The headline for that article — a mainstream Reuters report reprinted by RNS — is just the latest in a long series of very similar headlines: “Planned Parenthood blasted after secret video purports to show [fill in the blank].”

This latest story of this latest video purporting this latest Satanic baby-killer atrocity follows the familiar pattern. The video itself, despite painstaking selective editing, scarcely supports the outrageous claim — only providing “evidence” for those who desire to find it, and who are willing to squint, and twist their necks, and cover one eye to maybe kinda sorta make it seem like it might show something that, if taken a certain way, might be horrifying.

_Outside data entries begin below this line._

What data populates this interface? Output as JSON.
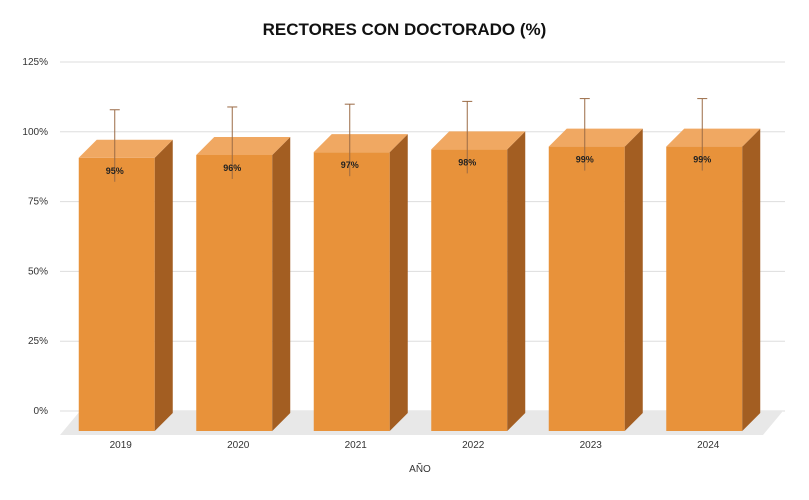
{
  "chart_data": {
    "type": "bar",
    "title": "RECTORES CON DOCTORADO (%)",
    "xlabel": "AÑO",
    "ylabel": "",
    "categories": [
      "2019",
      "2020",
      "2021",
      "2022",
      "2023",
      "2024"
    ],
    "values": [
      95,
      96,
      97,
      98,
      99,
      99
    ],
    "data_labels": [
      "95%",
      "96%",
      "97%",
      "98%",
      "99%",
      "99%"
    ],
    "y_ticks": [
      "0%",
      "25%",
      "50%",
      "75%",
      "100%",
      "125%"
    ],
    "ylim": [
      0,
      125
    ],
    "grid": true,
    "legend": "none",
    "style": "3d-column",
    "colors": {
      "front": "#E8923A",
      "side": "#A35E22",
      "top": "#F0A862",
      "grid": "#DDDDDD",
      "error_bar": "#9A6A45",
      "floor": "#E8E8E8"
    }
  }
}
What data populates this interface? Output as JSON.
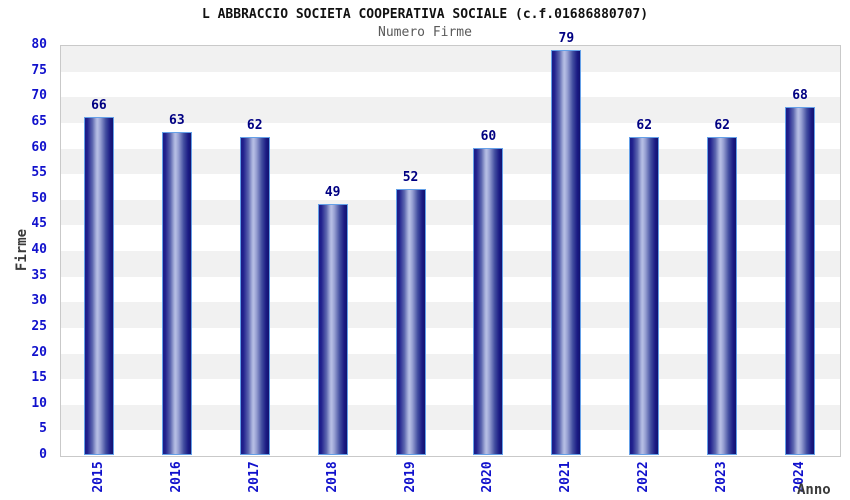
{
  "chart_data": {
    "type": "bar",
    "title": "L ABBRACCIO SOCIETA COOPERATIVA SOCIALE (c.f.01686880707)",
    "subtitle": "Numero Firme",
    "xlabel": "Anno",
    "ylabel": "Firme",
    "categories": [
      "2015",
      "2016",
      "2017",
      "2018",
      "2019",
      "2020",
      "2021",
      "2022",
      "2023",
      "2024"
    ],
    "values": [
      66,
      63,
      62,
      49,
      52,
      60,
      79,
      62,
      62,
      68
    ],
    "ylim": [
      0,
      80
    ],
    "ytick_step": 5,
    "yticks": [
      0,
      5,
      10,
      15,
      20,
      25,
      30,
      35,
      40,
      45,
      50,
      55,
      60,
      65,
      70,
      75,
      80
    ],
    "grid": "horizontal-bands",
    "legend_position": "none",
    "value_labels_shown": true
  },
  "colors": {
    "title": "#111111",
    "subtitle": "#5a5a5a",
    "axis_title": "#3a3a3a",
    "tick_label_blue": "#1111cc",
    "value_label_navy": "#000082",
    "bar_edge_dark": "#1c1c87",
    "bar_highlight": "#b7bfe5",
    "bar_border": "#64a0e8",
    "band_gray": "#f1f1f1",
    "band_white": "#ffffff",
    "plot_border": "#c9c9c9",
    "background": "#ffffff"
  }
}
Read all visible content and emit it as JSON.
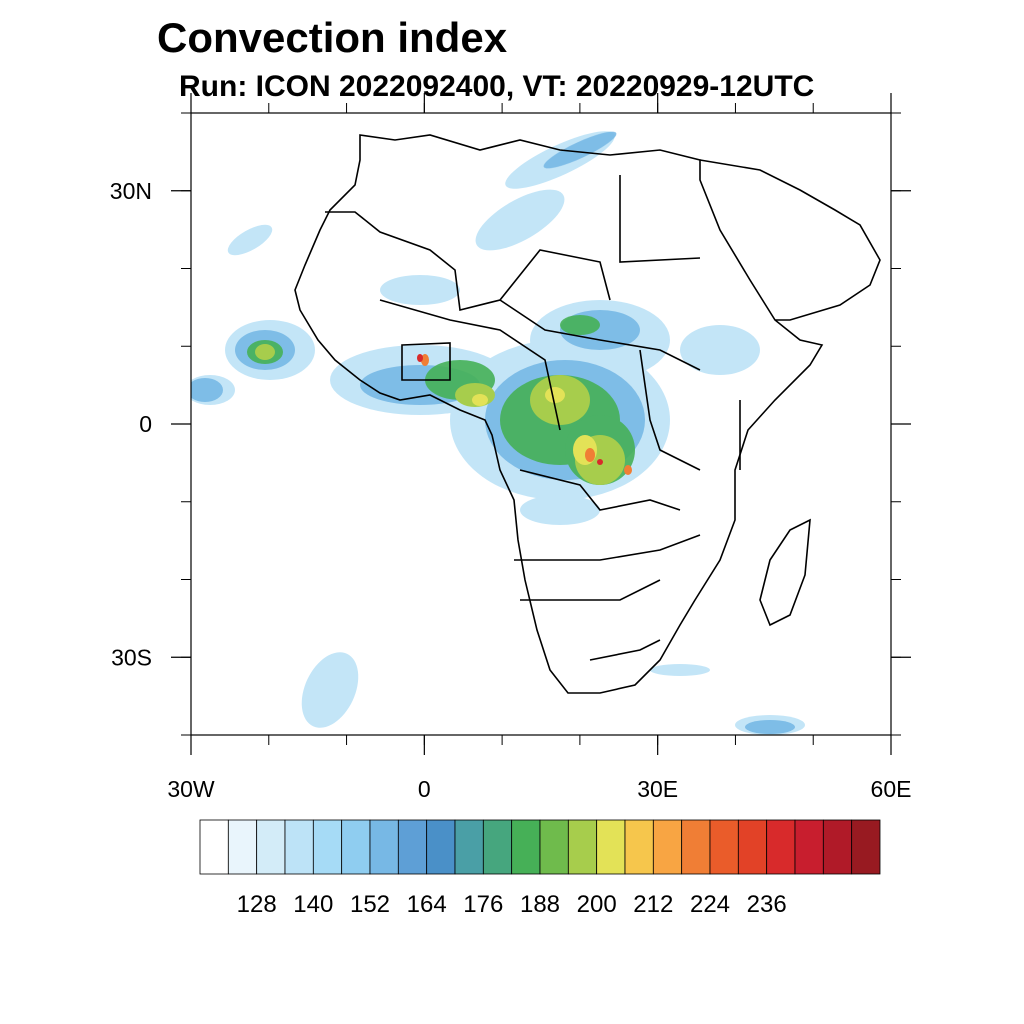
{
  "title": "Convection index",
  "subtitle": "Run: ICON 2022092400,  VT: 20220929-12UTC",
  "axes": {
    "lon_ticks": [
      {
        "value": -30,
        "label": "30W"
      },
      {
        "value": 0,
        "label": "0"
      },
      {
        "value": 30,
        "label": "30E"
      },
      {
        "value": 60,
        "label": "60E"
      }
    ],
    "lat_ticks": [
      {
        "value": 30,
        "label": "30N"
      },
      {
        "value": 0,
        "label": "0"
      },
      {
        "value": -30,
        "label": "30S"
      }
    ],
    "lon_range": [
      -30,
      60
    ],
    "lat_range": [
      -40,
      40
    ]
  },
  "colorbar": {
    "colors": [
      "#ffffff",
      "#e9f5fc",
      "#d3ecf8",
      "#bde3f7",
      "#a6dbf6",
      "#8fcdf0",
      "#77b8e5",
      "#5e9fd6",
      "#4a90c8",
      "#4a9fa6",
      "#46a67e",
      "#46b057",
      "#6fbb4c",
      "#a7cd4c",
      "#e3e257",
      "#f6c64c",
      "#f8a543",
      "#f07e35",
      "#ea5c2a",
      "#e24227",
      "#d82a2b",
      "#c81e2e",
      "#b01a28",
      "#981a21"
    ],
    "labels": [
      "128",
      "140",
      "152",
      "164",
      "176",
      "188",
      "200",
      "212",
      "224",
      "236"
    ],
    "label_positions": [
      2,
      4,
      6,
      8,
      10,
      12,
      14,
      16,
      18,
      20
    ]
  }
}
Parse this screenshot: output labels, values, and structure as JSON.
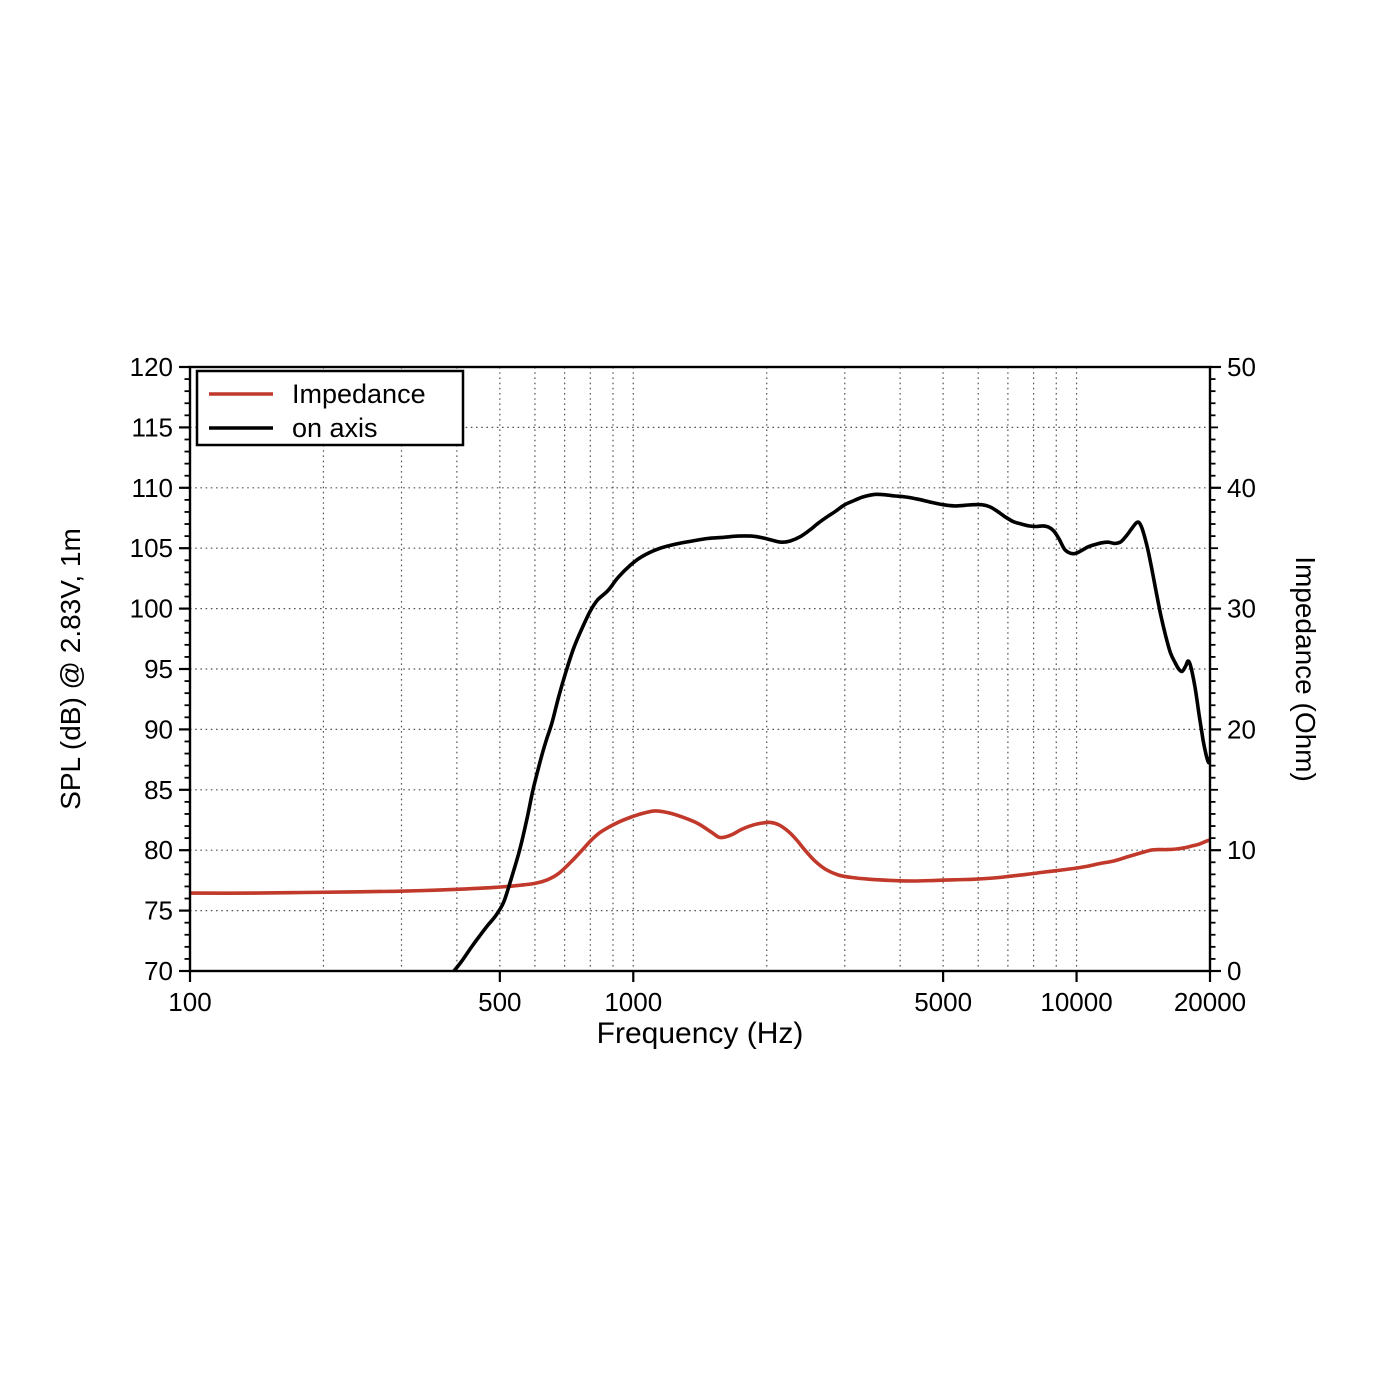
{
  "chart_data": {
    "type": "line",
    "title": "",
    "x_axis": {
      "label": "Frequency (Hz)",
      "scale": "log",
      "min": 100,
      "max": 20000,
      "major_ticks": [
        {
          "value": 100,
          "label": "100"
        },
        {
          "value": 500,
          "label": "500"
        },
        {
          "value": 1000,
          "label": "1000"
        },
        {
          "value": 5000,
          "label": "5000"
        },
        {
          "value": 10000,
          "label": "10000"
        },
        {
          "value": 20000,
          "label": "20000"
        }
      ],
      "minor_gridlines": [
        200,
        300,
        400,
        500,
        600,
        700,
        800,
        900,
        1000,
        2000,
        3000,
        4000,
        5000,
        6000,
        7000,
        8000,
        9000,
        10000
      ]
    },
    "y_left": {
      "label": "SPL (dB) @ 2.83V, 1m",
      "min": 70,
      "max": 120,
      "major_step": 5,
      "minor_step": 1,
      "major_ticks": [
        70,
        75,
        80,
        85,
        90,
        95,
        100,
        105,
        110,
        115,
        120
      ],
      "gridlines": [
        75,
        80,
        85,
        90,
        95,
        100,
        105,
        110,
        115
      ]
    },
    "y_right": {
      "label": "Impedance (Ohm)",
      "min": 0,
      "max": 50,
      "major_step": 10,
      "minor_step": 1,
      "major_ticks": [
        0,
        10,
        20,
        30,
        40,
        50
      ]
    },
    "grid": {
      "style": "dotted",
      "color": "#555555"
    },
    "legend": {
      "position": "top-left",
      "entries": [
        {
          "label": "Impedance",
          "color": "#c0392b"
        },
        {
          "label": "on axis",
          "color": "#000000"
        }
      ]
    },
    "series": [
      {
        "name": "Impedance",
        "axis": "right",
        "unit": "Ohm",
        "color": "#c0392b",
        "points": [
          [
            100,
            6.45
          ],
          [
            140,
            6.45
          ],
          [
            180,
            6.5
          ],
          [
            230,
            6.55
          ],
          [
            290,
            6.6
          ],
          [
            350,
            6.68
          ],
          [
            420,
            6.8
          ],
          [
            480,
            6.9
          ],
          [
            540,
            7.05
          ],
          [
            600,
            7.25
          ],
          [
            640,
            7.55
          ],
          [
            680,
            8.1
          ],
          [
            720,
            8.95
          ],
          [
            760,
            9.85
          ],
          [
            800,
            10.75
          ],
          [
            840,
            11.45
          ],
          [
            880,
            11.9
          ],
          [
            930,
            12.35
          ],
          [
            990,
            12.75
          ],
          [
            1050,
            13.05
          ],
          [
            1120,
            13.25
          ],
          [
            1200,
            13.1
          ],
          [
            1300,
            12.7
          ],
          [
            1400,
            12.2
          ],
          [
            1500,
            11.5
          ],
          [
            1570,
            11.05
          ],
          [
            1660,
            11.25
          ],
          [
            1760,
            11.75
          ],
          [
            1870,
            12.1
          ],
          [
            1960,
            12.25
          ],
          [
            2040,
            12.3
          ],
          [
            2130,
            12.1
          ],
          [
            2230,
            11.6
          ],
          [
            2330,
            10.9
          ],
          [
            2440,
            10.0
          ],
          [
            2570,
            9.1
          ],
          [
            2720,
            8.4
          ],
          [
            2900,
            7.95
          ],
          [
            3100,
            7.75
          ],
          [
            3400,
            7.6
          ],
          [
            3800,
            7.5
          ],
          [
            4300,
            7.45
          ],
          [
            4800,
            7.5
          ],
          [
            5300,
            7.55
          ],
          [
            5900,
            7.6
          ],
          [
            6500,
            7.7
          ],
          [
            7100,
            7.85
          ],
          [
            7700,
            8.0
          ],
          [
            8300,
            8.15
          ],
          [
            9000,
            8.3
          ],
          [
            9700,
            8.45
          ],
          [
            10500,
            8.65
          ],
          [
            11300,
            8.9
          ],
          [
            12100,
            9.1
          ],
          [
            12900,
            9.4
          ],
          [
            13600,
            9.65
          ],
          [
            14200,
            9.85
          ],
          [
            14700,
            10.0
          ],
          [
            15300,
            10.05
          ],
          [
            16000,
            10.05
          ],
          [
            16800,
            10.1
          ],
          [
            17500,
            10.2
          ],
          [
            18200,
            10.35
          ],
          [
            18900,
            10.5
          ],
          [
            19500,
            10.7
          ],
          [
            20000,
            10.85
          ]
        ]
      },
      {
        "name": "on axis",
        "axis": "left",
        "unit": "dB",
        "color": "#000000",
        "points": [
          [
            394,
            70.0
          ],
          [
            410,
            70.8
          ],
          [
            430,
            71.9
          ],
          [
            450,
            72.9
          ],
          [
            470,
            73.8
          ],
          [
            490,
            74.6
          ],
          [
            510,
            75.7
          ],
          [
            530,
            77.6
          ],
          [
            554,
            80.0
          ],
          [
            575,
            82.5
          ],
          [
            594,
            85.0
          ],
          [
            615,
            87.2
          ],
          [
            635,
            89.0
          ],
          [
            655,
            90.5
          ],
          [
            680,
            92.8
          ],
          [
            708,
            95.0
          ],
          [
            735,
            96.8
          ],
          [
            765,
            98.3
          ],
          [
            800,
            99.8
          ],
          [
            830,
            100.7
          ],
          [
            877,
            101.5
          ],
          [
            925,
            102.6
          ],
          [
            985,
            103.6
          ],
          [
            1045,
            104.3
          ],
          [
            1140,
            104.95
          ],
          [
            1250,
            105.35
          ],
          [
            1360,
            105.6
          ],
          [
            1470,
            105.8
          ],
          [
            1600,
            105.9
          ],
          [
            1720,
            106.0
          ],
          [
            1850,
            106.0
          ],
          [
            1960,
            105.85
          ],
          [
            2060,
            105.65
          ],
          [
            2160,
            105.5
          ],
          [
            2260,
            105.6
          ],
          [
            2380,
            105.95
          ],
          [
            2500,
            106.5
          ],
          [
            2620,
            107.1
          ],
          [
            2750,
            107.65
          ],
          [
            2870,
            108.1
          ],
          [
            3000,
            108.6
          ],
          [
            3150,
            108.95
          ],
          [
            3300,
            109.25
          ],
          [
            3500,
            109.45
          ],
          [
            3700,
            109.42
          ],
          [
            3900,
            109.32
          ],
          [
            4100,
            109.25
          ],
          [
            4400,
            109.05
          ],
          [
            4700,
            108.8
          ],
          [
            5000,
            108.6
          ],
          [
            5300,
            108.5
          ],
          [
            5600,
            108.55
          ],
          [
            5850,
            108.6
          ],
          [
            6100,
            108.6
          ],
          [
            6350,
            108.45
          ],
          [
            6600,
            108.1
          ],
          [
            6900,
            107.6
          ],
          [
            7200,
            107.2
          ],
          [
            7500,
            107.0
          ],
          [
            7800,
            106.85
          ],
          [
            8100,
            106.8
          ],
          [
            8400,
            106.85
          ],
          [
            8650,
            106.75
          ],
          [
            8900,
            106.4
          ],
          [
            9150,
            105.7
          ],
          [
            9400,
            104.9
          ],
          [
            9650,
            104.6
          ],
          [
            9900,
            104.55
          ],
          [
            10200,
            104.75
          ],
          [
            10600,
            105.1
          ],
          [
            11000,
            105.3
          ],
          [
            11400,
            105.45
          ],
          [
            11800,
            105.5
          ],
          [
            12200,
            105.4
          ],
          [
            12600,
            105.55
          ],
          [
            13000,
            106.1
          ],
          [
            13300,
            106.6
          ],
          [
            13600,
            107.05
          ],
          [
            13800,
            107.15
          ],
          [
            14000,
            106.8
          ],
          [
            14200,
            106.1
          ],
          [
            14500,
            104.8
          ],
          [
            14800,
            103.2
          ],
          [
            15100,
            101.5
          ],
          [
            15500,
            99.4
          ],
          [
            15900,
            97.7
          ],
          [
            16300,
            96.3
          ],
          [
            16700,
            95.5
          ],
          [
            17000,
            95.0
          ],
          [
            17300,
            94.8
          ],
          [
            17600,
            95.2
          ],
          [
            17850,
            95.65
          ],
          [
            18100,
            95.2
          ],
          [
            18500,
            93.5
          ],
          [
            18900,
            91.2
          ],
          [
            19300,
            89.1
          ],
          [
            19600,
            87.9
          ],
          [
            19850,
            87.25
          ],
          [
            20000,
            87.6
          ]
        ]
      }
    ]
  },
  "colors": {
    "background": "#ffffff",
    "axis": "#000000",
    "grid": "#555555",
    "impedance_curve": "#c0392b",
    "spl_curve": "#000000"
  }
}
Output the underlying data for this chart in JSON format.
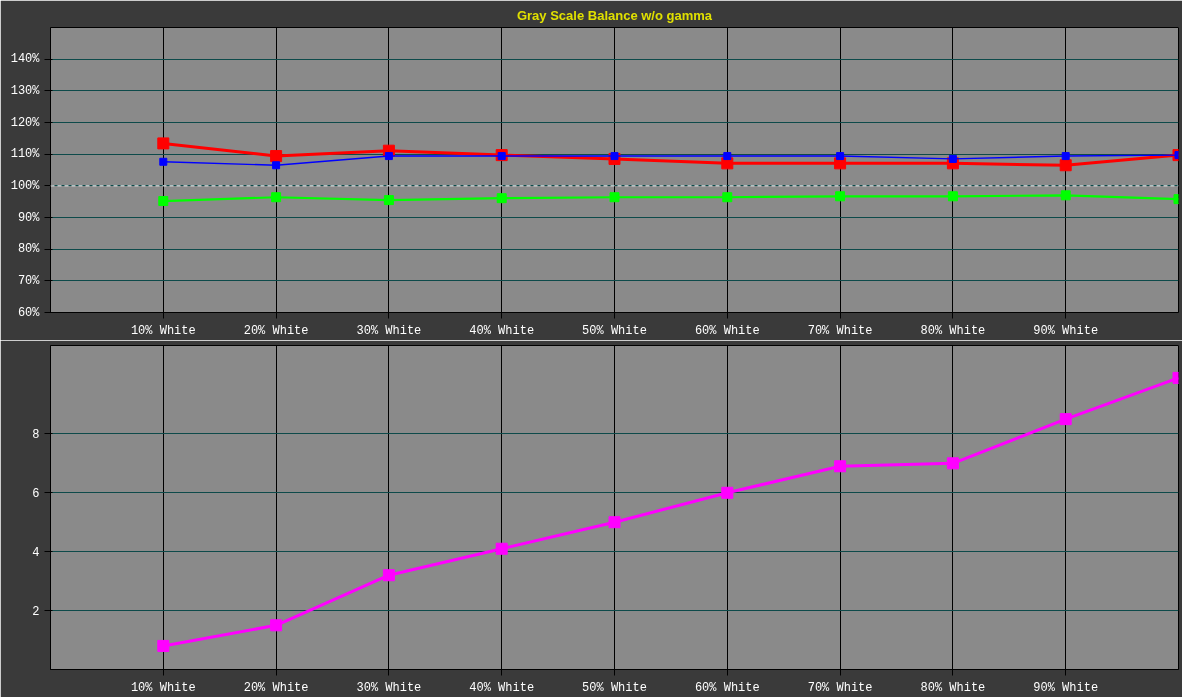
{
  "chart_data": [
    {
      "type": "line",
      "title": "Gray Scale Balance w/o gamma",
      "x": [
        10,
        20,
        30,
        40,
        50,
        60,
        70,
        80,
        90,
        100
      ],
      "series": [
        {
          "color": "#ff0000",
          "values": [
            113.4,
            109.4,
            111.1,
            109.7,
            108.5,
            107.1,
            107.1,
            107.1,
            106.5,
            109.7
          ]
        },
        {
          "color": "#00ff00",
          "values": [
            95.2,
            96.4,
            95.5,
            96.1,
            96.4,
            96.4,
            96.7,
            96.7,
            97.0,
            95.8
          ]
        },
        {
          "color": "#0000ff",
          "values": [
            107.6,
            106.5,
            109.4,
            109.4,
            109.4,
            109.4,
            109.4,
            108.5,
            109.4,
            109.7
          ]
        }
      ],
      "xlim": [
        0,
        100
      ],
      "xticks": [
        {
          "value": 10,
          "label": "10% White"
        },
        {
          "value": 20,
          "label": "20% White"
        },
        {
          "value": 30,
          "label": "30% White"
        },
        {
          "value": 40,
          "label": "40% White"
        },
        {
          "value": 50,
          "label": "50% White"
        },
        {
          "value": 60,
          "label": "60% White"
        },
        {
          "value": 70,
          "label": "70% White"
        },
        {
          "value": 80,
          "label": "80% White"
        },
        {
          "value": 90,
          "label": "90% White"
        }
      ],
      "ylim": [
        60,
        150
      ],
      "yticks": [
        {
          "value": 60,
          "label": "60%"
        },
        {
          "value": 70,
          "label": "70%"
        },
        {
          "value": 80,
          "label": "80%"
        },
        {
          "value": 90,
          "label": "90%"
        },
        {
          "value": 100,
          "label": "100%"
        },
        {
          "value": 110,
          "label": "110%"
        },
        {
          "value": 120,
          "label": "120%"
        },
        {
          "value": 130,
          "label": "130%"
        },
        {
          "value": 140,
          "label": "140%"
        }
      ],
      "ref_lines": [
        {
          "axis": "y",
          "value": 100,
          "color": "#ffffff",
          "line_style": "dashed"
        }
      ],
      "marker": "square",
      "grid": true
    },
    {
      "type": "line",
      "x": [
        10,
        20,
        30,
        40,
        50,
        60,
        70,
        80,
        90,
        100
      ],
      "series": [
        {
          "color": "#ff00ff",
          "values": [
            0.8,
            1.5,
            3.2,
            4.1,
            5.0,
            6.0,
            6.9,
            7.0,
            8.5,
            9.9
          ]
        }
      ],
      "xlim": [
        0,
        100
      ],
      "xticks": [
        {
          "value": 10,
          "label": "10% White"
        },
        {
          "value": 20,
          "label": "20% White"
        },
        {
          "value": 30,
          "label": "30% White"
        },
        {
          "value": 40,
          "label": "40% White"
        },
        {
          "value": 50,
          "label": "50% White"
        },
        {
          "value": 60,
          "label": "60% White"
        },
        {
          "value": 70,
          "label": "70% White"
        },
        {
          "value": 80,
          "label": "80% White"
        },
        {
          "value": 90,
          "label": "90% White"
        }
      ],
      "ylim": [
        0,
        11
      ],
      "yticks": [
        2,
        4,
        6,
        8
      ],
      "marker": "square",
      "grid": true
    }
  ]
}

Snopes.com is already on the case — compiling a long list of reasons this video and the allegations it supposedly supports don’t pass the smell test. Consider, for example, the evasive group that produced this video — the previously unknown and strangely named “Center for Medical Progress.” About the only thing we know so far about this group is that its leader is somebody named David Deleiden. And about the only thing we know so far about Deleiden is that he’s friends with disgraced right-wing activist James O’Keefe.

This Scary Story — like the Pepsi is Soylent Green! story it echoes and revitalizes — seems credible mainly to those who want to believe it. It seems plausible mainly to those who would prefer that such nightmares were true.

“This is the test,” C.S. Lewis said. How will such people respond when confronted with evidence that this latest Scary Story is not true? Will they be relieved to learn — thank God! — that this nightmare of a black market in dead-baby body parts isn’t a horror they need to fear? Or will they deny all such evidence, growing angry with the spoilsports who point it out and thereby ruin all the fun of believing it was true?

If it is the second,” Lewis said, “then it is, I am afraid, the first step in a process which, if followed to the end, will make us into devils.”

White evangelical Christianity in America is now three decades along in that process. And it’s gaining momentum.